Improving supply chain visibility is a top priority for many businesses today. But accomplishing this isn’t always easy, especially when a company doesn’t understand how blind spots are created in the first place.
Achieving accurate, timely, complete insight into the supply chain can be challenging, of course. But fully exploring why these blind spots exist can be hugely helpful, bringing about greater transparency and higher efficiency while bolstering overall company reputation. Below are a few of the main areas to focus on when exploring the causes of blind spots in the supply chain.
The typical supply chain is multitiered and geographically spread out. There are so many sources of information that it can be challenging to consolidate data in an accurate, actionable way. This can be a problem even within a single organization with multiple siloed departments. The issue is often further exacerbated by the increasingly globalized business landscape and companies' reliance on so many different suppliers, manufacturers, and other vendors in maintaining a successful supply chain.
Business is evolving rapidly, as new trends and innovations change the landscape of the modern workplace. Yet in many cases, the “if it ain’t broke, don't fix it” mentality still pervades. Employees and employers alike often remain loyal to the processes that have worked in the past; they may not want to abandon their low-tech or no-tech procedures because it will require them to learn and adapt to new tools. This reluctance to evolve only hurts business in the long run, keeping companies stuck behind their more adaptable, nimble competitors.
Lack of Timeliness
Other businesses continue to use systems that report data in batch and serial mode. This means transaction or event data is only being communicated hours or days after the fact. For full transparency in the supply chain, real-time insight is essential. The technological innovations making artificial intelligence and machine learning more and more accessible will help immensely on this front.

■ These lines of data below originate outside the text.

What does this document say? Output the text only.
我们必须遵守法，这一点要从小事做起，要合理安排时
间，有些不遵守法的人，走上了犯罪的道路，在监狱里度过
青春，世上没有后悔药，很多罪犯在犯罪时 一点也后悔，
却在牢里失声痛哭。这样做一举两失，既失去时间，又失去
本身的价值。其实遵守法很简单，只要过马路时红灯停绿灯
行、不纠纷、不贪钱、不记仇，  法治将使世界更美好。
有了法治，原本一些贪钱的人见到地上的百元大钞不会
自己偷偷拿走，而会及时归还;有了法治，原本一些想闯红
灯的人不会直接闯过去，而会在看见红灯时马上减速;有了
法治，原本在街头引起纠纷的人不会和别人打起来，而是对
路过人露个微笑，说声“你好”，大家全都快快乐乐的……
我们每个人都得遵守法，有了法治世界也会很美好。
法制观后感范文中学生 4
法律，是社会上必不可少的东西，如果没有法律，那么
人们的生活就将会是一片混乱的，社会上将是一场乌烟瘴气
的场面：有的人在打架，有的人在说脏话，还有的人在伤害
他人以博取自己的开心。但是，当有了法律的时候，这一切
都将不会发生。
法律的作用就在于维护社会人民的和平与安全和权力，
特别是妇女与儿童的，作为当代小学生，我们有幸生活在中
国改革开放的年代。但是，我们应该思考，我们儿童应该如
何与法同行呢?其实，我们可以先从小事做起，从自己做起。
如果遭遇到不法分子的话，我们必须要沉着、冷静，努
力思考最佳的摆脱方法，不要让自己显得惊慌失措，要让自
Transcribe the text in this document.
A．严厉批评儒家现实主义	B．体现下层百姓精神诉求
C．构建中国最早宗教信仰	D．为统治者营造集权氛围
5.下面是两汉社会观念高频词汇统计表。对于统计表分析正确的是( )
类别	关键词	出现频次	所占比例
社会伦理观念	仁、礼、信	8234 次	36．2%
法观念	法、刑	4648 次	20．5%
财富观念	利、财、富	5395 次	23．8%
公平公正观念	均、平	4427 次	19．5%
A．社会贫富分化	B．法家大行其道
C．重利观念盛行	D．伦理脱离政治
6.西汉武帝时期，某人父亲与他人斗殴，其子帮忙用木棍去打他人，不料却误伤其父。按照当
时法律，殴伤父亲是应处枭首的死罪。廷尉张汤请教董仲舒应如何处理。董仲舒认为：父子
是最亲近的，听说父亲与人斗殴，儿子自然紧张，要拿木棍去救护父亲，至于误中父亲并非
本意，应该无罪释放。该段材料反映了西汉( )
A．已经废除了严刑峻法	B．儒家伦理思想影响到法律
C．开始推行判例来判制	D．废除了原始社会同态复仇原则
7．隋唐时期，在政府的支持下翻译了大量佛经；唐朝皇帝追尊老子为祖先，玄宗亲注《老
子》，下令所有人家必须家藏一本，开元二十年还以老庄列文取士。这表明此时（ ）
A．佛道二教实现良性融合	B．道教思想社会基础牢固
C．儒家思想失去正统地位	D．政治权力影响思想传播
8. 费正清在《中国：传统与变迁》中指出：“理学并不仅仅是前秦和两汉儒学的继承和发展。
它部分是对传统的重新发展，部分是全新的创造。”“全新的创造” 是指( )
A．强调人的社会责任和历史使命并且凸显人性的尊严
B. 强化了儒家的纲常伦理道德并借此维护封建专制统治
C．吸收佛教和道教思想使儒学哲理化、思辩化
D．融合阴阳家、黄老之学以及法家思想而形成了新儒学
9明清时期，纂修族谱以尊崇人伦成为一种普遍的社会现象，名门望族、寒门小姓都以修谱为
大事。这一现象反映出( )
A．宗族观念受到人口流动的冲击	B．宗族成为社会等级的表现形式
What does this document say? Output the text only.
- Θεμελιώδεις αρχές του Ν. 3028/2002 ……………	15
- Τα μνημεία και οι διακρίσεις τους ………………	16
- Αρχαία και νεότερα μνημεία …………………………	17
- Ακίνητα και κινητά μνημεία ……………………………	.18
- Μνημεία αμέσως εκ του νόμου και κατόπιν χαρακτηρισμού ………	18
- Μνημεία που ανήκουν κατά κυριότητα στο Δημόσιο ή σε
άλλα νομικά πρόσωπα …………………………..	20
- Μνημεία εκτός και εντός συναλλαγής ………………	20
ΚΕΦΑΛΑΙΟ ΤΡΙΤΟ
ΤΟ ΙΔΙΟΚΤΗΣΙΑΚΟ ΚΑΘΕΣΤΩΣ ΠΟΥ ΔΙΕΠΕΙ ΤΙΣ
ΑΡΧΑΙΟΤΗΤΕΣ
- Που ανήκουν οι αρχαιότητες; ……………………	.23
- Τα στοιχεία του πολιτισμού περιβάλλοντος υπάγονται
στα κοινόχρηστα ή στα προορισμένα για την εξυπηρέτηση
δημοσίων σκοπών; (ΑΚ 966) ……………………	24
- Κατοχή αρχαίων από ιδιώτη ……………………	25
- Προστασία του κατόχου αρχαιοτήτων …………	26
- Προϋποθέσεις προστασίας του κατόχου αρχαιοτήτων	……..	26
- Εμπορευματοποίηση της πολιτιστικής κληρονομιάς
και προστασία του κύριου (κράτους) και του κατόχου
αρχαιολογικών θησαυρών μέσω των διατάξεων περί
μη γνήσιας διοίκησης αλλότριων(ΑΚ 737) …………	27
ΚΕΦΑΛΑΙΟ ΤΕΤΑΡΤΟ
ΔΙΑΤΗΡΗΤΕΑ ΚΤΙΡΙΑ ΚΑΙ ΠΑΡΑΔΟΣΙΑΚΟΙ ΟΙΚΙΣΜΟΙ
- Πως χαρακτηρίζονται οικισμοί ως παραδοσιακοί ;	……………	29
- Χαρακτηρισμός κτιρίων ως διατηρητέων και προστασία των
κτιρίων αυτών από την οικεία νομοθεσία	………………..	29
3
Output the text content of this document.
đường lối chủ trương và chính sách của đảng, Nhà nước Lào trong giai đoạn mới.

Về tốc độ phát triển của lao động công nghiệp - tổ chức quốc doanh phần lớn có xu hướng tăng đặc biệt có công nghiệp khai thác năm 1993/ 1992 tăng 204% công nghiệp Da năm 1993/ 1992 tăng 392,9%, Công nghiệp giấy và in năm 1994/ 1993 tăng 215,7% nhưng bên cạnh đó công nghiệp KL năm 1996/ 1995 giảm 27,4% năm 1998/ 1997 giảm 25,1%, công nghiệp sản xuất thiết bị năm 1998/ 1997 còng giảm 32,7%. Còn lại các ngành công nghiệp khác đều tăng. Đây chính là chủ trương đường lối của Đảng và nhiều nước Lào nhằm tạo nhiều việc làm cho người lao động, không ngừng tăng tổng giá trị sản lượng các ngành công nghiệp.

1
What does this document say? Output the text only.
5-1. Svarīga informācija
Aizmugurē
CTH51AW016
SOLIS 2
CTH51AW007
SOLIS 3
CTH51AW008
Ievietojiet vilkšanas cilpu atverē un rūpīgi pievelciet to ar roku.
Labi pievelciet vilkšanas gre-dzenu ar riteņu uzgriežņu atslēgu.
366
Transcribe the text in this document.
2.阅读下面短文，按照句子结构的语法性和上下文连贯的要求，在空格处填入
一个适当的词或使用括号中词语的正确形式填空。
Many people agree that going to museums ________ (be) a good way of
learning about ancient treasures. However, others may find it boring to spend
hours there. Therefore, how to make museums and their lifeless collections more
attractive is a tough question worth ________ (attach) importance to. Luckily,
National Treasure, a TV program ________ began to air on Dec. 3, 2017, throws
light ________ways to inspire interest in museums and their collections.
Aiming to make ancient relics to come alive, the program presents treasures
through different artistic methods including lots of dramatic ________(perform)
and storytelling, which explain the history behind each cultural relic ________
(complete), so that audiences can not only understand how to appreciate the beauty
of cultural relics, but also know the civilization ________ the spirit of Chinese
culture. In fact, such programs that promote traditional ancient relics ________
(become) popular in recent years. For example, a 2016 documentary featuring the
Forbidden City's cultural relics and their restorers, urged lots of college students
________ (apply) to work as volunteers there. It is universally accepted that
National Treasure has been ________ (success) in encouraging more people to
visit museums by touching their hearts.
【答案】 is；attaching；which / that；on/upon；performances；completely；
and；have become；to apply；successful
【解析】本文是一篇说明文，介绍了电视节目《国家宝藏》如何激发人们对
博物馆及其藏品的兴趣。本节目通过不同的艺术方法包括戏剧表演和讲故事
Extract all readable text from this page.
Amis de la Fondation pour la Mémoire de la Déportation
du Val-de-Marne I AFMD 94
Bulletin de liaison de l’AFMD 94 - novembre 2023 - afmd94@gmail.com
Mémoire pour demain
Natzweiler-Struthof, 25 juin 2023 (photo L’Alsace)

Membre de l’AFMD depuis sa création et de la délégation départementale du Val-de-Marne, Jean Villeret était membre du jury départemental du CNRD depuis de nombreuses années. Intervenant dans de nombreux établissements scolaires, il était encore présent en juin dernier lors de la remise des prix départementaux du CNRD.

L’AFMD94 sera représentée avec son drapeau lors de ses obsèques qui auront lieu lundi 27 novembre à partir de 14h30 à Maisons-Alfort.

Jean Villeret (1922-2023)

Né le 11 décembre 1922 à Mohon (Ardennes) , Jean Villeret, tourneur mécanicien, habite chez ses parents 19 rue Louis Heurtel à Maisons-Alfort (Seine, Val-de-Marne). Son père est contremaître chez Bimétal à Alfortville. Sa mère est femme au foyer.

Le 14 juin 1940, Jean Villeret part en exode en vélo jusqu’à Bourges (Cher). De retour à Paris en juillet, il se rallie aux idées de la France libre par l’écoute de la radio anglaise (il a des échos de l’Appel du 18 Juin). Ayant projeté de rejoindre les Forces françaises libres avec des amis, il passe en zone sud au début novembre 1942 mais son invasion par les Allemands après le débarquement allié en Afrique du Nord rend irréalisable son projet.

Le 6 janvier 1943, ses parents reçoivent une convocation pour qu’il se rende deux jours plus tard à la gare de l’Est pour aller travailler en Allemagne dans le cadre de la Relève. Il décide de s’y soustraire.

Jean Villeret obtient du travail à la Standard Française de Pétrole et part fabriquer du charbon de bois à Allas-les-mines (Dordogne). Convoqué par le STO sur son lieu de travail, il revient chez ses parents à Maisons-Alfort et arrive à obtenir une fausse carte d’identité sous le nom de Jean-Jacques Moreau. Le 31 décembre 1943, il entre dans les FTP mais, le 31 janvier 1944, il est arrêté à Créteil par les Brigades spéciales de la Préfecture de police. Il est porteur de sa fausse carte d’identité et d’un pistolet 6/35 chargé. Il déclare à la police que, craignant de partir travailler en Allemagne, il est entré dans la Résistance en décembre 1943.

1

Sometimes it can feel as if the players in the supply chain network are playing a game of musical chairs. Who you are working with can change quickly for a number of reasons, including:
- Mergers and acquisitions
- Companies going out of business
- Product or materials shortages
- Natural disasters that force you to find a new partner
Gathering all of the key information about every supplier — and the supplier’s supplier — is a lot of work, which brings us to the next challenge.
Lack of Accountability
Tracking the supply chain is an arduous task. Who is responsible for doing so in your organization? The businesses truly looking to address supply chain blind spots need to make sure that the individual who owns and is accountable for supply chain visibility and data quality is clearly identified. Everyone can contribute, yes, but there should be one person taking the lead to ensure optimal efficacy and organization.